[ 
https://issues.apache.org/jira/browse/IMPALA-9349?page=com.atlassian.jira.plugin.system.issuetabpanels:comment-tabpanel&focusedCommentId=17027950#comment-17027950
 ] 

ASF subversion and git services commented on IMPALA-9349:
---------------------------------------------------------

Commit 7b280e5841bf247b3866c16ea26f04c9e2dd3a61 in impala's branch 
refs/heads/master from Tim Armstrong
[ https://gitbox.apache.org/repos/asf?p=impala.git;h=7b280e5 ]

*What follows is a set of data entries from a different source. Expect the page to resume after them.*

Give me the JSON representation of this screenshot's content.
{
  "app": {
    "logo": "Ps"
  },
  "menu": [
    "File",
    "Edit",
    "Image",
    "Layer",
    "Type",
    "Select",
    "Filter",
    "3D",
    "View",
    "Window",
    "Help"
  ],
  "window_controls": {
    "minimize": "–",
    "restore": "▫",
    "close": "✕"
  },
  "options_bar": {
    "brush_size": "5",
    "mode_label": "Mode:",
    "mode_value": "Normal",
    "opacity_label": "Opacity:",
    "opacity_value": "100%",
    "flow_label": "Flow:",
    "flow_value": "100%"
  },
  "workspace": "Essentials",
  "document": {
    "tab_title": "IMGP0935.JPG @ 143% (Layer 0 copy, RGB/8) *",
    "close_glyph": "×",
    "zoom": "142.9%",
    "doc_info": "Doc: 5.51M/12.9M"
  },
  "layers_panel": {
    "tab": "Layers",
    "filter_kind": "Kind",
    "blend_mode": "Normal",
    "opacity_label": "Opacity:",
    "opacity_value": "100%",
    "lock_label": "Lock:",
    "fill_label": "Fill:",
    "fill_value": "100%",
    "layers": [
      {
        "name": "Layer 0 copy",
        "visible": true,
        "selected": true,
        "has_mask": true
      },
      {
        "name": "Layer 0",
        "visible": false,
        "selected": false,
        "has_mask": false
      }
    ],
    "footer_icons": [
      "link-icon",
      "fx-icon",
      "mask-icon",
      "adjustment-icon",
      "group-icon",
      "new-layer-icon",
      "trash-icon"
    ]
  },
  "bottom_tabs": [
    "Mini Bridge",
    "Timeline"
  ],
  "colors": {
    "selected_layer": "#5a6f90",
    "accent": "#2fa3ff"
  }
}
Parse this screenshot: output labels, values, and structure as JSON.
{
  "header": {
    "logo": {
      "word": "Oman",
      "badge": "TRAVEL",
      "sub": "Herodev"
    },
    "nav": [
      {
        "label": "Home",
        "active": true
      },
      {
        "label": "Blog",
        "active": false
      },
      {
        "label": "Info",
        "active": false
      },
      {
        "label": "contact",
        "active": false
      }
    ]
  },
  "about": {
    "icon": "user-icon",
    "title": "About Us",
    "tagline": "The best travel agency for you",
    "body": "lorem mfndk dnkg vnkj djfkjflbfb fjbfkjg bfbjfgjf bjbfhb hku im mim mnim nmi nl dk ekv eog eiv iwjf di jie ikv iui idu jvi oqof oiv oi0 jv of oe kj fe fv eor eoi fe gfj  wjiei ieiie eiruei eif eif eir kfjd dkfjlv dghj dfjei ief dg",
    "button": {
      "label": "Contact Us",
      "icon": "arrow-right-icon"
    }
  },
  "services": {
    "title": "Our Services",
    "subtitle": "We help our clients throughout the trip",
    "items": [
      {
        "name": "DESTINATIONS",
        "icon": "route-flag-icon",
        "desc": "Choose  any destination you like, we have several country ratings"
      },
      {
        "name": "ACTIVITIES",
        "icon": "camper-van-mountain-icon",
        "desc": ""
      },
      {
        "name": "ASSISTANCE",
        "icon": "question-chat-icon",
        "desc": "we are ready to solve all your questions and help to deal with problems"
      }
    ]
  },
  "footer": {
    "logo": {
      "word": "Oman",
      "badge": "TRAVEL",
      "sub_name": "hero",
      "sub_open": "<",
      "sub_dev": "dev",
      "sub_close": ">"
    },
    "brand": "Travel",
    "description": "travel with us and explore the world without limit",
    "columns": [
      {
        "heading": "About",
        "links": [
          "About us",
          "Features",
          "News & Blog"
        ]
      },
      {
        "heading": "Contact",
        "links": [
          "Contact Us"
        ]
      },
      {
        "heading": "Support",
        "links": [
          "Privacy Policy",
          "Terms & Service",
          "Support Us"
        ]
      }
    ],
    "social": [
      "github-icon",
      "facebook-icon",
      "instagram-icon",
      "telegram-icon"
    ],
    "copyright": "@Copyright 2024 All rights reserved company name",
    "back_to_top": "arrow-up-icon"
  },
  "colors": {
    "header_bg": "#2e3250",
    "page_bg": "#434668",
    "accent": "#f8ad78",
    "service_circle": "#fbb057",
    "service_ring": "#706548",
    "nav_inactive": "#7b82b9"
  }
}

IMPALA-9349: free output_unmatched_batch_ buffers promptly in PHJ

This fixes a subtle memory managment issue where freeing of a
buffer is delayed longer than it should be. This means that
the full buffer pool reservation is not available for
repartitioning, which can lead to crashes or hang for
very specific queries.

The fix is to transfer resources from output_unmatched_batch_
as soon as the last row from the batch is appended to the
output batch.

This bug would only be triggered by join modes that output
unmatched rows from the right side (RIGHT OUTER JOIN,
FULL OUTER JOIN, RIGHT ANTI JOIN) *and* have an empty
probe side (otherwise unmatched rows are output by
iterating over the hash table).

Testing:
Added DCHECKs to check that all resources are available
before repartitioning.

Added a regression test that triggered the bug.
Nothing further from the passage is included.